REVIEW: ‘The Adjustment Bureau’

Grade: C

In 1954 legendary science fiction writer Philip K. Dick released a 20-page short story titled “The Adjustment Team” wherein a group of omnipotent humans changes the natural process of humanity in order to alleviate Soviet-Western Bloc war tension. 67 years later first time director George Nolfi has attempted to turn Dick’s political and allegorical story into a feature length science fiction romance. Despite the additional length the result feels like a watered down version of the original thriller with much lower stakes and a much weaker allegory.

The Adjustment Bureau offers screenwriter George Nolfi his first opportunity behind the camera to direct his own fifth screenplay. Directors of Nolfi’s previous works include inventive action directors Paul Greengrass (The Bourne Ultimatum), Richard Donner (Lethal Weapon), and Steven Soderbergh (Traffic). Nolfi clearly took a few lessons from each of their books and gives, but ultimately comes up short as The Adjustment Bureau never quite achieves the high stakes of a Greengrass film, the ironic inventiveness of a Soderbergh film, nor the straightforward action of Donner. Ultimately it is a well-acted, attractive looking misfire and it’s lack of any sense of urgency will leave you looking for the films of the great aforementioned directors.

The story follows up and coming Senate candidate David Norris (Matt Damon) who appears to be leading in the polls as the weeks approach the New York election until scandalous photos are released of him exposing his posterior, causing him to lose the election. While preparing his concession speech his path crosses with an attractive and charming wedding crasher (Emily Blunt) whose name he fails to obtain and is changed emotionally. Luckily fate, or some other force present within the film, brings them back together on a city bus where Elise gives David her number and a future rendezvous is planned. However, a time-stopping team of fedora wearing agents has been given orders to prevent their future romantic encounters and threatens David to stay away from Elise or else…

Therein lies the essential problem with The Adjustment Bureau – there is never a completion to the “or else” ellipsis. In other words, there is never an obvious or subtly implied reason for their separation. The strings are being pulled by a God character referred to in the film simply as “the chairman,” but there is never any motivation for the members of the adjustment bureau or the people they affect to listen to these instructions.
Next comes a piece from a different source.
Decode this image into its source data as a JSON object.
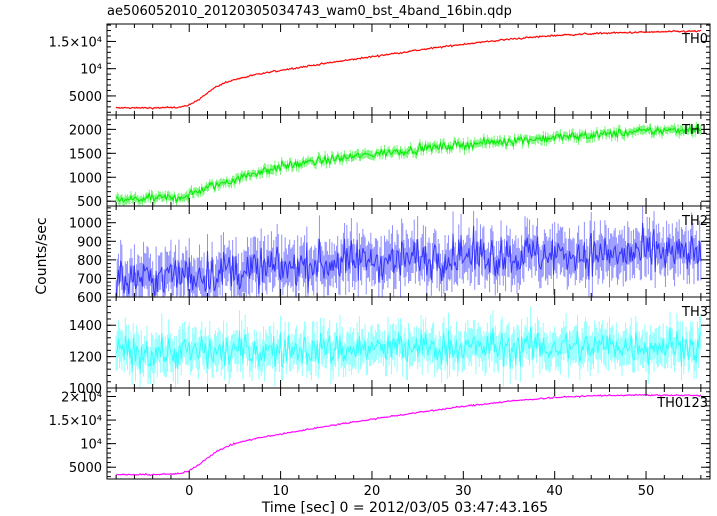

The stakes are minor, causing the back and forth to become tedious.

The film is about the existence of free will and it attempts to ask whether there is actually any true choice in humanity. It is less subtly about love versus ambition and whether there can ever be true satisfaction in the lack of a romantic relationship. The film is formulated exactly like a romantic comedy except this time the outside force keeping the protagonists apart is a literal “force” with a clearly stated objective.

For a film about choice, The Adjustment Bureau is very predictable and even filmed as if Nolfi has no qualms about its obviousness. When we are introduced to a new setting the camera often gets there before the actors do and the audience watches as they walk into frame. The effect muddles the existence of an omnipresent God character as the audience seems privileged to just as much information about the characters and plot. We are not allowed to get caught up in the tension of the “choice” because the entire time the answer is so very obvious.

Despite the many flaws, the diverse cast present within the film is very nearly enough to redeem it. Matt Damon continues to be one of the hardest working actors in Hollywood, coming off three releases in 2010 for his first of four planned for 2011. He is not completely believable as a politician, but he continues to prove his ability to run with a purpose, as he did ever so nicely in the Bourne franchise. Emily Blunt makes for the perfect leading lady and is one of the best film ballerinas I’ve ever seen (including the entire cast of Black Swan). Aside from the leads the supporting powerhouse includes Mad Men’s John Slattery who delivers every line with hilarious biting sarcasm and Anthony Mackie who proves once again that he is deserving of far bigger film roles.

Bottom Line: The Adjustment Bureau ultimately fails because it raises questions that it is not prepared to answer and it fails to raise the stakes enough to make me even care.